Solution Design & Delivery

Lead solution design workshops with clients and internal stakeholders to translate business requirements into scalable voice AI architectures.
Define technical roadmaps, establish best practices, and create reusable solution accelerators for voice and conversational AI.
Own proof-of-concept (POC) development through to production deployment, working closely with MLOps and engineering teams.

Leadership & Mentoring

Mentor and upskill a team of data scientists and ML engineers on speech AI and GenAI best practices.
Represent Firstsource as a subject-matter expert in voice AI at internal reviews, client presentations, and industry forums.
Stay current on rapidly evolving GenAI, speech, and agentic AI research and translate insights into actionable opportunities.

Technical Skills & Tooling

Domain

Required Proficiency

Speech-to-Text (STT)
Whisper, Google Cloud Speech, Azure Speech, Amazon Transcribe, Deepgram, AssemblyAI, Kaldi
Text-to-Speech (TTS)
ElevenLabs, PlayHT, Azure Neural TTS, Amazon Polly, Google WaveNet, Tortoise TTS, Bark
Voice-to-Voice
Real-time duplex pipelines, WebRTC integration, voice cloning, prosody transfer, streaming architectures
LLM & GenAI
GPT-4/4o, Claude, Gemini, LLaMA, Mistral, fine-tuning (LoRA/QLoRA), RLHF, prompt engineering
Agentic AI Frameworks
LangChain, LangGraph, CrewAI, AutoGen, Semantic Kernel, function calling, tool-use patterns
RAG & Vector DBs
Pinecone, Weaviate, Qdrant, Chroma, FAISS, embedding models, hybrid search
ML / Deep Learning
PyTorch, TensorFlow, Transformers (HuggingFace), audio feature engineering (MFCCs, spectrograms)
Cloud & MLOps
AWS / Azure / GCP, Docker, Kubernetes, MLflow, model serving (Triton, TorchServe, vLLM)
Programming
Python (advanced), SQL, familiarity with Rust/C++ for performance-critical audio processing
Telephony & Contact Center
Twilio, Genesys, Amazon Connect, SIP/VoIP protocols, CCAI (Google Contact Center AI)

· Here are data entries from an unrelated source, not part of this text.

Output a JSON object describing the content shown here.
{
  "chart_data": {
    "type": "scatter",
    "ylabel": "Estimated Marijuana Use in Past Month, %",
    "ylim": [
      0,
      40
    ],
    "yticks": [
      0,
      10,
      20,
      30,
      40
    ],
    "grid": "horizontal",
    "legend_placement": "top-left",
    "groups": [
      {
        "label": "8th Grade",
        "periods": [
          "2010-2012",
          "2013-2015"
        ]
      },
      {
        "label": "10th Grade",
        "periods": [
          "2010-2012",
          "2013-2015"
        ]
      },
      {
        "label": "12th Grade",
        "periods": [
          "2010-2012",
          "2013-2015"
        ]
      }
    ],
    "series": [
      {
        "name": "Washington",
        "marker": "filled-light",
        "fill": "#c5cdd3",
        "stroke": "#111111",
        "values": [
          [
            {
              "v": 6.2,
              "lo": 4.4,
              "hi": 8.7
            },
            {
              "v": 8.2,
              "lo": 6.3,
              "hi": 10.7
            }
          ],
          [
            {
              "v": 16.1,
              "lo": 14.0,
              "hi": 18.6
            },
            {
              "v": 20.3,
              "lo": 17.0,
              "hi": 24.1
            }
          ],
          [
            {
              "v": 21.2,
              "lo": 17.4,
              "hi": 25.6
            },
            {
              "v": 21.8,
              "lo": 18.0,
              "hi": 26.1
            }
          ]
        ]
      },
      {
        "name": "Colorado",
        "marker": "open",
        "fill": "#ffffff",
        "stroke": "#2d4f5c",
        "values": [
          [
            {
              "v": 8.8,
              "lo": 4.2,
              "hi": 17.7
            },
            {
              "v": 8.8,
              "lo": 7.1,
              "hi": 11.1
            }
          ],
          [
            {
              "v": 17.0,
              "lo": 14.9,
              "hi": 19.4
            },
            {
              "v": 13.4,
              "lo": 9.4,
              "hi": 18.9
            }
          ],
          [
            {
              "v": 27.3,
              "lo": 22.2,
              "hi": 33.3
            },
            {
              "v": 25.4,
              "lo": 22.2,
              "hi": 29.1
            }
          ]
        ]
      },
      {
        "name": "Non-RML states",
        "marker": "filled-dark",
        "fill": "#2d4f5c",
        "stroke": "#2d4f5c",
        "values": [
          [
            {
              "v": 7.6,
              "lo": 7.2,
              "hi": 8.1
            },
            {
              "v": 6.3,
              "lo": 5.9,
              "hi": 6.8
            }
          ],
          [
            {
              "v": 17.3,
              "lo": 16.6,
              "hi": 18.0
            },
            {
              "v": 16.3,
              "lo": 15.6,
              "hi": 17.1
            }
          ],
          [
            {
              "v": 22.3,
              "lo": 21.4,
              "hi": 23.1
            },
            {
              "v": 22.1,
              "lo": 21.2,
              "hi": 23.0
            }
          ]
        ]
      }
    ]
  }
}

Qualifications & Experience

12–15 years of progressive experience in Data Science, Machine Learning, or AI Engineering, with at least 5 years focused on speech, voice, or audio ML.
Master’s or Ph.D. in Computer Science, Electrical Engineering, Computational Linguistics, or a related quantitative discipline.
Demonstrated track record of architecting and deploying production-grade speech/voice AI systems at scale.
Deep hands-on expertise with at least two major cloud speech platforms (Google, Azure, AWS) and open-source speech models.
Strong understanding of Generative AI fundamentals including transformer architectures, attention mechanisms, tokenization, and inference optimization.
Proven experience building Agentic AI solutions with multi-step reasoning, tool use, and autonomous decision-making.
Published research, patents, or conference presentations in speech/NLP is a strong plus.

Preferred Qualifications

Experience in BPO, contact center, or customer experience transformation using voice AI.
Familiarity with speech analytics, call quality monitoring, and agent assist technologies.
Hands-on experience with voice cloning, voice conversion, and neural codec models (e.g., SoundStream, EnCodec).
Contributions to open-source speech or GenAI projects.
Experience with real-time, low-latency voice-to-voice systems for production telephony.

Why Firstsource?

At Firstsource, we make it happen. You will join a team that is deeply committed to using AI and intelligent automation to transform customer experience at global scale. This role offers the opportunity to shape the future of voice AI in one of the world’s leading business process companies, with access to real-world data, enterprise clients, and a culture that rewards bold thinking and rapid experimentation.

Firstsource is an equal opportunity employer. We celebrate diversity and are committed to creating an inclusive environment for all employees.